I left you at the end of yesterday’s blog in a state of anticipation as to the identity of the mystery man. You remember, the chap in the Invermoriston Arms missing his cycle gloves. Some of you will know him while others will need some introduction and the context.
During the first couple of days of this week I and a cycling couple have been a ‘tag team’. Barely out of Inverness on day 1 we met early on and assisted each other navigate around a building site. Me being on foot with go-faster trekking poles I was more fleet than the cyclists as they were pushing laden bikes uphill. Of course they cheerily overtook me later but then I overtook them while they took lunch and I pressed on. Naturally they passed me again later. On each occasion pleasantries were exchanged but there was no recognition.
On day 2, I made an early start but in due course the tag-team couple overtook me. However they were tempted by a trackside coffee shop (curiously hidden) and the guy spent some time trying to find the vendor and his offerings, without success. Meanwhile the lady had pressed ahead, presumably concluding that a cup of cold coffee wouldn’t be her cup of tea. While his foraging was underway I caught up with the chap. He explained the situation and we both moved on.
It was he and his cycling partner who I saw in the Invermoriston Arms later that day, but with their backs to me and my focus on the most excellent Red MacGregor there was, again, no recognition. Even when he returned to look for the missing gloves there was none.
Then early on the morning of Day 3, I received a simple personal Twitter text saying: “Hey Andy, are you they guy who keeps overtaking these two people on mountain bikes?” (Accompanied with a photo of the couple in cycling gear). And it was indeed me.
The goosebumps started when I saw the Twitter handle: it was from Mark Horrell. Indie author, hugely influential mountaineering blogger and Everest summiter.
“So what”, you may say.
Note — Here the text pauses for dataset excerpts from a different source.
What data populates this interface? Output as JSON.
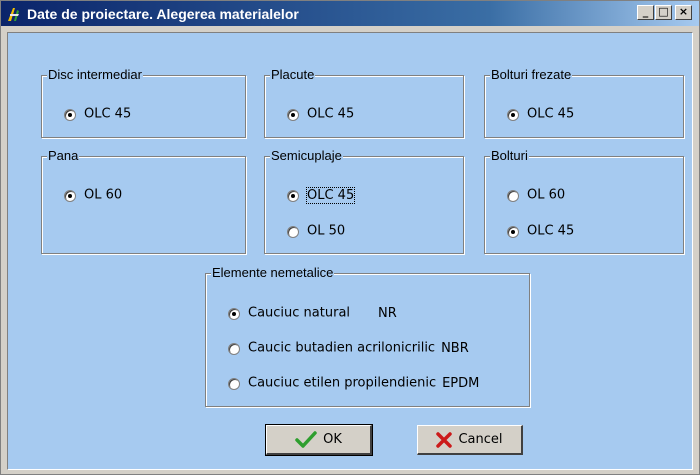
{
  "window": {
    "title": "Date de proiectare. Alegerea materialelor",
    "buttons": {
      "minimize": "_",
      "maximize": "□",
      "close": "×"
    }
  },
  "groups": {
    "disc": {
      "label": "Disc intermediar",
      "options": [
        {
          "label": "OLC 45",
          "checked": true
        }
      ]
    },
    "placute": {
      "label": "Placute",
      "options": [
        {
          "label": "OLC 45",
          "checked": true
        }
      ]
    },
    "bolturi_frezate": {
      "label": "Bolturi frezate",
      "options": [
        {
          "label": "OLC 45",
          "checked": true
        }
      ]
    },
    "pana": {
      "label": "Pana",
      "options": [
        {
          "label": "OL 60",
          "checked": true
        }
      ]
    },
    "semicuplaje": {
      "label": "Semicuplaje",
      "options": [
        {
          "label": "OLC 45",
          "checked": true
        },
        {
          "label": "OL 50",
          "checked": false
        }
      ]
    },
    "bolturi": {
      "label": "Bolturi",
      "options": [
        {
          "label": "OL 60",
          "checked": false
        },
        {
          "label": "OLC 45",
          "checked": true
        }
      ]
    },
    "elemente": {
      "label": "Elemente nemetalice",
      "options": [
        {
          "label": "Cauciuc natural",
          "code": "NR",
          "checked": true
        },
        {
          "label": "Caucic butadien acrilonicrilic",
          "code": "NBR",
          "checked": false
        },
        {
          "label": "Cauciuc etilen propilendienic",
          "code": "EPDM",
          "checked": false
        }
      ]
    }
  },
  "actions": {
    "ok": "OK",
    "cancel": "Cancel"
  },
  "icons": {
    "ok": "checkmark-icon",
    "cancel": "x-icon",
    "app": "app-icon"
  },
  "colors": {
    "client_bg": "#a6caf0",
    "ok_check": "#2e9e2e",
    "cancel_x": "#cc1a1a"
  }
}
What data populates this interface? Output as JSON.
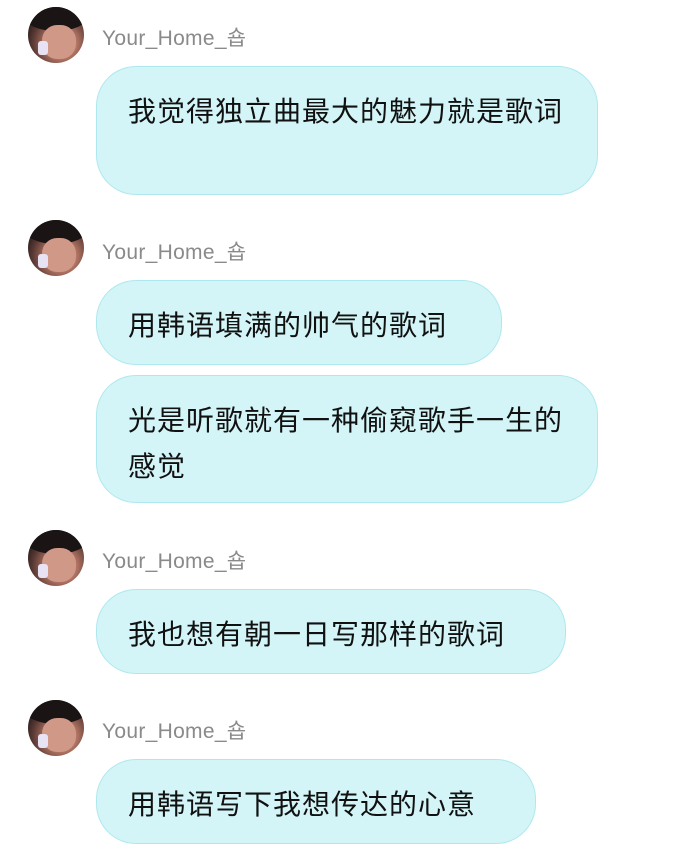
{
  "messages": [
    {
      "username": "Your_Home_숍",
      "bubbles": [
        "我觉得独立曲最大的魅力就是歌词"
      ]
    },
    {
      "username": "Your_Home_숍",
      "bubbles": [
        "用韩语填满的帅气的歌词",
        "光是听歌就有一种偷窥歌手一生的感觉"
      ]
    },
    {
      "username": "Your_Home_숍",
      "bubbles": [
        "我也想有朝一日写那样的歌词"
      ]
    },
    {
      "username": "Your_Home_숍",
      "bubbles": [
        "用韩语写下我想传达的心意"
      ]
    }
  ]
}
Let me provide some context as to his place in my life.
Back in 2013, when I still harboured the belief that I could stand on the summit of an 8000m peak, I was preparing for an attempt at Cho Oyu, the 6th highest mountain in the world. In scouring the internet I found a great ebook called ‘The Wrath of the Turquoise Goddess’. I absolutely loved it and subsequently bought another by the same author: ‘The Chomolungma Diaries’ which was an account of the author’s attempt on Everest. In particular I loved the author’s written style. He presented things in a matter-of-fact, entertaining and informative manner which appeared to be based upon daily blogs. I was thus inspired to do likewise. I went on to blog extensively during my attempt on Cho Oyu and upon returning I self-published a book: ‘The Turquoise Goddess – not just about the summit’. Some of you were kind enough to buy it. (It’s still available on Amazon 🤣). This was achieved. entirely due to my reading of Mark Horrell’s work.
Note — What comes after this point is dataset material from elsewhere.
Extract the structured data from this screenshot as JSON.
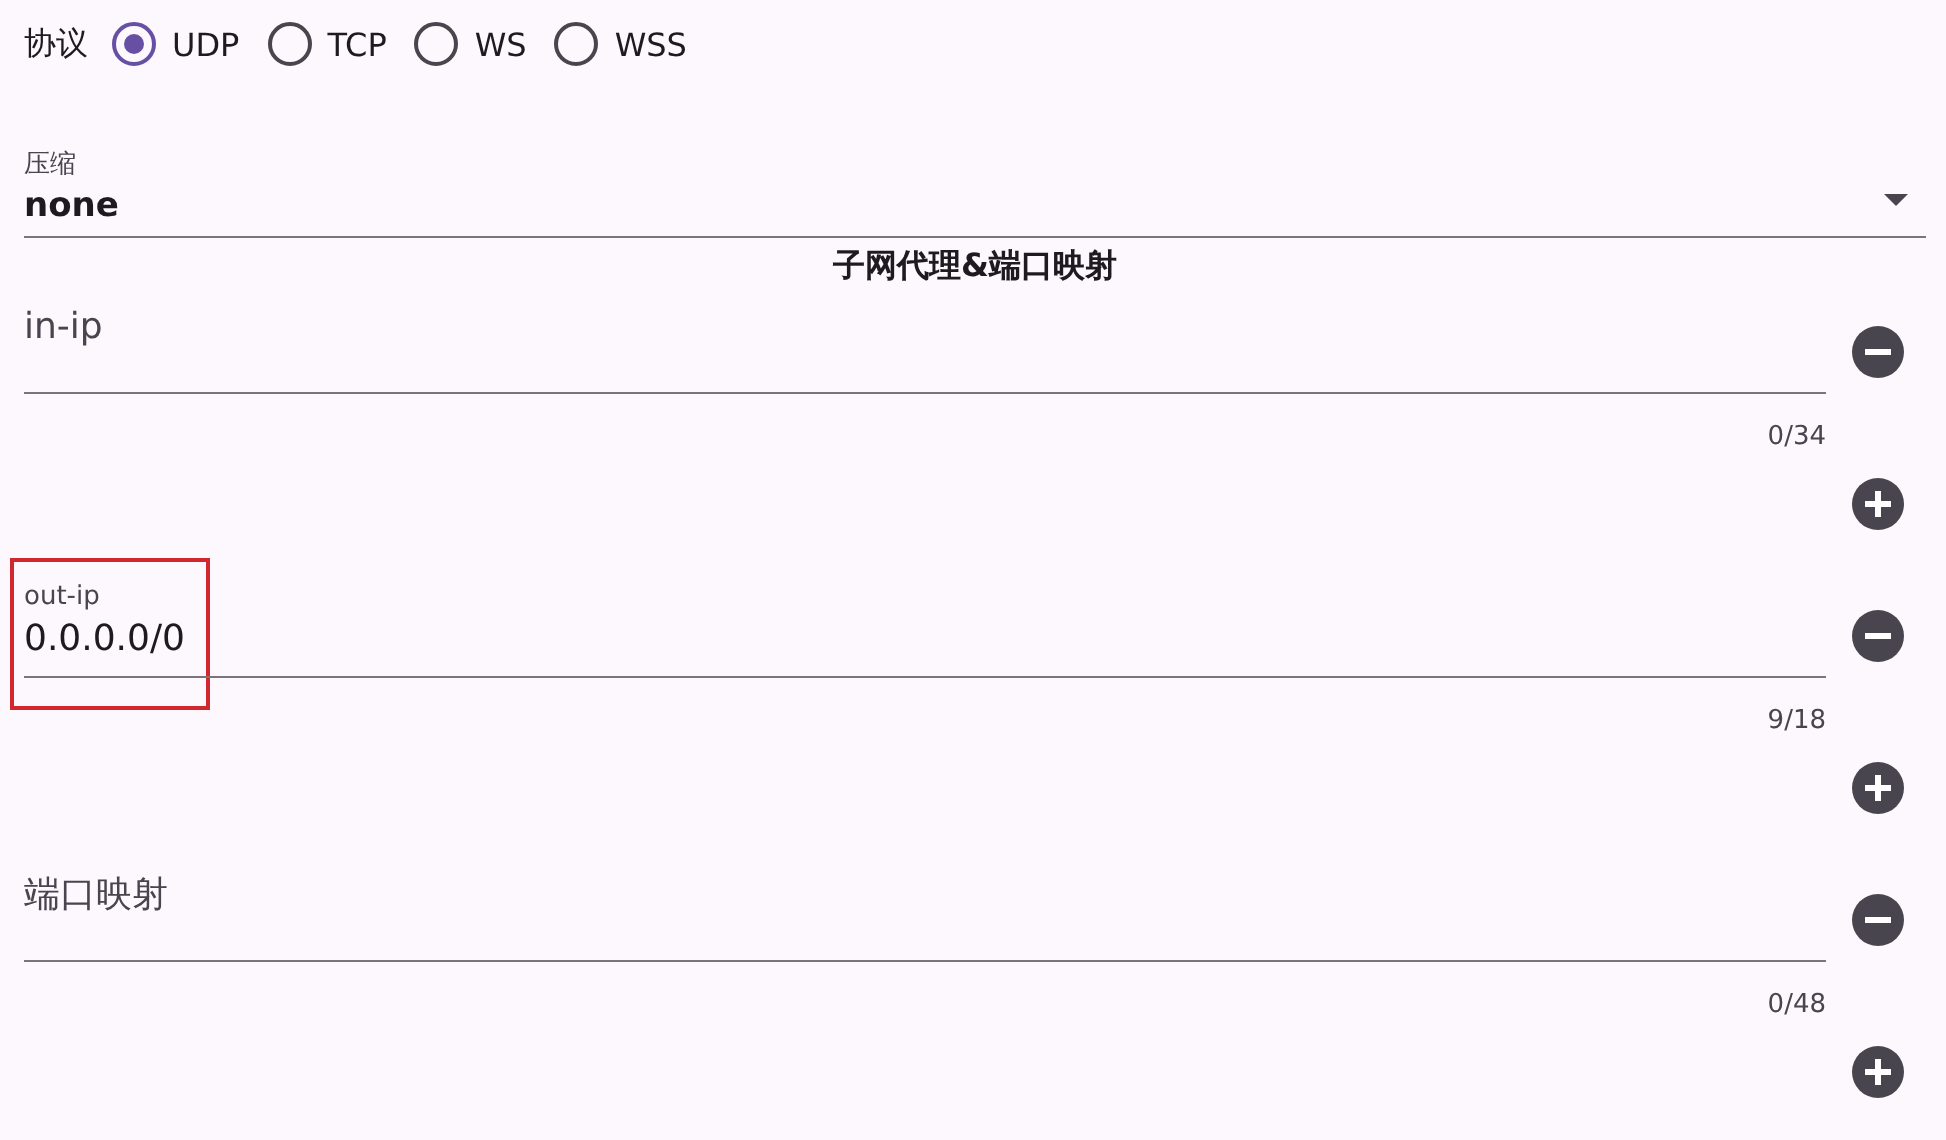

Then in April 2014 I was in Everest basecamp with Tim Calder and others to attempt to summit. In the event that attempt was stymied by the dreadful impact of the Good Friday avalanche, which resulted in the death of 19 Sherpas and, through political incompetence, closure of the south face for that season. Nonetheless I still blogged extensively and discovered a love of wild trekking. Upon returning to Kathmandu in early May I was lucky enough to meet Mark in a well-known bar and thanked him. That was the only time we met but the legacy lived on.
Within a few days I learned that I had been made redundant and with my wife Clare’s assistance I decided to try writing as a profession. Again due to Mark’s inspiration and Clare’s belief and encouragement, that summer I wrote, and was paid for, several pieces for the now defunct magazine ‘The Ionian’. I even had a cover photo published. I still fondly remember receiving my first acceptance email from the editor. We were on a beach in Corfu and spent more on celebratory wine than I grossed for the article.
Was I made as a writer? Er, no. In the event, while I loved writing, it was never going to provide a living wage. In October 2014 I returned to gainful employment with CLS, which I loved. Nonetheless I look back on the summer of 2014, which was not a great period for many people, with enormous pleasure and I place Mark Horrell’s influence right at the centre of it.
So, Mr Horrell. It was a real pleasure to meet, albeit in transit and fleetingly, you and your beautiful and talented wife. She being the lady I now know to be Edita, a humanitarian aid worker and the first Lithuanian woman to summit Everest.
That’s it. The big reveal is over. Thank you all for bearing with me. I appreciate this blog won’t have been hugely entertaining to some of you but I believe in telling it like it is, or was. This week has been fantastic fun for me and it has been brilliant to be blogging again. It, and your responses to date have shown me that enough people like my writing to continue. Thank you so much.
As a result I will continue to blog travels and will now complete the blog from my Upper Dolpo trek in late 2016. Moreover I will endeavour to write the related book I promised: ‘The boy in the orange jacket’ which will attempt to explain Dolpapan transhumance. It will take a while but I will do it.
Why? Due to Clare’s encouragement, your support and Mark’s inspiration.
Thank you for indulging me. The full Day 3 blog will follow tomorrow.